Niederlande

Damals in Pressburg

Patrick Bernhart als Kind mit seiner Mutter Foto: Verlag Pressburg. Verleger Patrick Bernart

Niederlande

Damals in Pressburg

Seine jüdische Familiengeschichte in der k. u. k. Monarchie inspirierte Patrick Bernhart dazu, einen Verlag zu gründen

von Pieter Lamberts  20.11.2023 17:27 Uhr

Patrick Bernhart war 15, als er erfuhr, dass er jüdisch ist. Seine Mutter hatte als junges Mädchen nach einer unbeschwerten Jugend in Ungarn mehrere Konzentrationslager überlebt. Während des Ungarn-Aufstands 1956 floh sie mit ihrem Mann in den Westen und fand in den Niederlanden eine neue Heimat. Bernharts Vater hatte als größerer Junge in verschiedenen Lagern Zwangsarbeit leisten müssen.

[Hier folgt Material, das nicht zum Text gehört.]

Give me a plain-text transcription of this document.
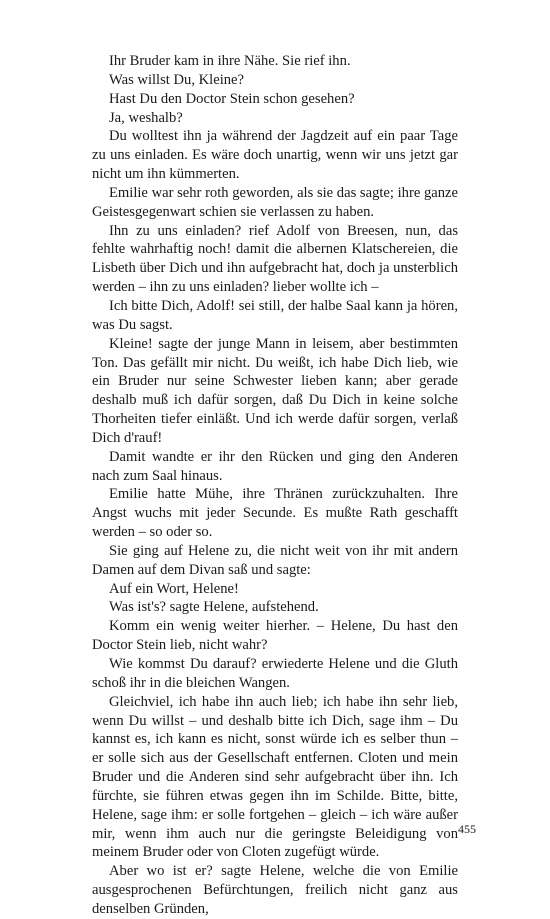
Ihr Bruder kam in ihre Nähe. Sie rief ihn.

Was willst Du, Kleine?

Hast Du den Doctor Stein schon gesehen?

Ja, weshalb?

Du wolltest ihn ja während der Jagdzeit auf ein paar Tage zu uns einladen. Es wäre doch unartig, wenn wir uns jetzt gar nicht um ihn kümmerten.

Emilie war sehr roth geworden, als sie das sagte; ihre ganze Geistesgegenwart schien sie verlassen zu haben.

Ihn zu uns einladen? rief Adolf von Breesen, nun, das fehlte wahrhaftig noch! damit die albernen Klatschereien, die Lisbeth über Dich und ihn aufgebracht hat, doch ja unsterblich werden – ihn zu uns einladen? lieber wollte ich –

Ich bitte Dich, Adolf! sei still, der halbe Saal kann ja hören, was Du sagst.

Kleine! sagte der junge Mann in leisem, aber bestimmten Ton. Das gefällt mir nicht. Du weißt, ich habe Dich lieb, wie ein Bruder nur seine Schwester lieben kann; aber gerade deshalb muß ich dafür sorgen, daß Du Dich in keine solche Thorheiten tiefer einläßt. Und ich werde dafür sorgen, verlaß Dich d'rauf!

Damit wandte er ihr den Rücken und ging den Anderen nach zum Saal hinaus.

Emilie hatte Mühe, ihre Thränen zurückzuhalten. Ihre Angst wuchs mit jeder Secunde. Es mußte Rath geschafft werden – so oder so.

Sie ging auf Helene zu, die nicht weit von ihr mit andern Damen auf dem Divan saß und sagte:

Auf ein Wort, Helene!

Was ist's? sagte Helene, aufstehend.

Komm ein wenig weiter hierher. – Helene, Du hast den Doctor Stein lieb, nicht wahr?

Wie kommst Du darauf? erwiederte Helene und die Gluth schoß ihr in die bleichen Wangen.

Gleichviel, ich habe ihn auch lieb; ich habe ihn sehr lieb, wenn Du willst – und deshalb bitte ich Dich, sage ihm – Du kannst es, ich kann es nicht, sonst würde ich es selber thun – er solle sich aus der Gesellschaft entfernen. Cloten und mein Bruder und die Anderen sind sehr aufgebracht über ihn. Ich fürchte, sie führen etwas gegen ihn im Schilde. Bitte, bitte, Helene, sage ihm: er solle fortgehen – gleich – ich wäre außer mir, wenn ihm auch nur die geringste Beleidigung von meinem Bruder oder von Cloten zugefügt würde.

Aber wo ist er? sagte Helene, welche die von Emilie ausgesprochenen Befürchtungen, freilich nicht ganz aus denselben Gründen,

455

Die Eltern hatten Schreckliches hinter sich, als ihr Sohn geboren wurde, in einem gänzlich ungarischen Haushalt in den Niederlanden.

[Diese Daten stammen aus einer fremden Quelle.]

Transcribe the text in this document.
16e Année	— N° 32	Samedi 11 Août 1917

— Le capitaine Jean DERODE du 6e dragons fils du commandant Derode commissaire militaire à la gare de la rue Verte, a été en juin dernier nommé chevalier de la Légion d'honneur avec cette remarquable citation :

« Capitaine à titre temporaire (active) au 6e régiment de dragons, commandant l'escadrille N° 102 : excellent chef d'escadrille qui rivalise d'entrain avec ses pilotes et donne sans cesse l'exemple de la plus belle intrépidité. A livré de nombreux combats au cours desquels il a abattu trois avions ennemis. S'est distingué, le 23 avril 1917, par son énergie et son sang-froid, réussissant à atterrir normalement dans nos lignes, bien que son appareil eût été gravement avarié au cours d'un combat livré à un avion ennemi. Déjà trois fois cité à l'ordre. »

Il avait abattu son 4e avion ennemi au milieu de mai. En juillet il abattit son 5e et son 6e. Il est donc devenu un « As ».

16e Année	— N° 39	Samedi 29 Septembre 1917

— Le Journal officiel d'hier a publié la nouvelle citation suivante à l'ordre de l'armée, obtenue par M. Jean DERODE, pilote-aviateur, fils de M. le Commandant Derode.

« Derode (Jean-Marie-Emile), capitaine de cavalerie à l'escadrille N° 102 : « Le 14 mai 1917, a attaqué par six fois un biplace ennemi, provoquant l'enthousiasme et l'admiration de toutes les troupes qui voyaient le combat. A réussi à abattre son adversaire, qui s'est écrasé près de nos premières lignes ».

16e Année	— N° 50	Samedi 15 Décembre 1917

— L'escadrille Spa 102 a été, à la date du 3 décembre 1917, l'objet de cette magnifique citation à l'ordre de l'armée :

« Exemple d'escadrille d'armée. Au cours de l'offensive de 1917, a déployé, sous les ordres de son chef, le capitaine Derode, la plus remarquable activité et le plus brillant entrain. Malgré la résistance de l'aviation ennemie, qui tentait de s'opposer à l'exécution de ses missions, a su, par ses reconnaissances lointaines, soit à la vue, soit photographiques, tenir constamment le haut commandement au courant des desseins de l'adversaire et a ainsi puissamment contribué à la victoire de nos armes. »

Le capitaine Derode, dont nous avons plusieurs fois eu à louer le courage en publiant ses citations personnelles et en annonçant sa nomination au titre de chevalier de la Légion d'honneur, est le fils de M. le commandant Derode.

»Bis zu meinem vierten Lebensjahr sprach ich nur Ungarisch«, sagt der heute 55-Jährige. »Ich liebe diese Sprache, die Küche und Budapest, obwohl ich mich 100-prozentig niederländisch fühle und voll und ganz niederländisch bin.«

Nun hat seine jüdische und mitteleuropäische Familiengeschichte ihn dazu inspiriert, einen Verlag zu gründen, in einem Alter, in dem andere vielleicht darüber nachdenken, in Frührente zu gehen. Der Name des Verlags: Pressburg. »Väterlicherseits stammt meine Familie mit Namen wie Grünfeld und Duschinsky aus der Gegend um Pressburg.« Er habe entdeckt, dass in Bratislava, der Hauptstadt der heutigen Slowakei, unter seinen Vorfahren Toraschreiber, Drucker und Autoren lebten. Aber kein Verleger. »Da dachte ich mir: Diese Lücke möchte ich ausfüllen. Auch weil ich meine Familiengeschichte und deren Einfluss auf mein Leben veröffentlichen wollte.« Natürlich hätte er dies auch über einen bestehenden Verlag tun können, doch es reizte ihn, selbst einen zu gründen. »Das fand ich spannend. Es ist ein schönes Abenteuer für mich.«

Das erste Buch, das Bernhart publiziert hat, ist das Eigenwerk Vlieg, mijn zwaluw (Flieg, meine Schwalbe). Ein habsburgisches, jüdisches, ungarisches, niederländisches Familiendrama, heißt es im Untertitel. Es sei richtungsweisend für die Bücher, die er veröffentlichen möchte. »Lebensgeschichten wie meine eigene. Ich möchte anderen dabei helfen, es auch zu tun.«

Der Verleger und Schriftsteller weiß wie kein anderer, wie sehr die eigene Familiengeschichte einem zusetzen kann. »Ich war immer ängstlich. Weil ich mich anderen gegenüber nicht zu öffnen traute, hatte ich nie eine Beziehung. Ich war voller Angst, Wut und Scham, die ich von meinen Eltern und Vorfahren übernommen hatte.«

Dass seine Mutter ihm erzählte, er sei jüdisch, ihm aber zugleich auferlegte, dies für sich zu behalten, machte es schwer für ihn. Doch fing er auch an, sich für jüdische Kultur zu interessieren. Über seine Recherchen für Vlieg, mijn zwaluw lernte er das habsburgische Judentum kennen. Und er entdeckte, dass es in seinem Stammbaum zwar etliche Rabbiner gibt, aber auch viele assimilierte Juden, die in Prag, Wien und Budapest ein sehr weltoffenes Leben führten.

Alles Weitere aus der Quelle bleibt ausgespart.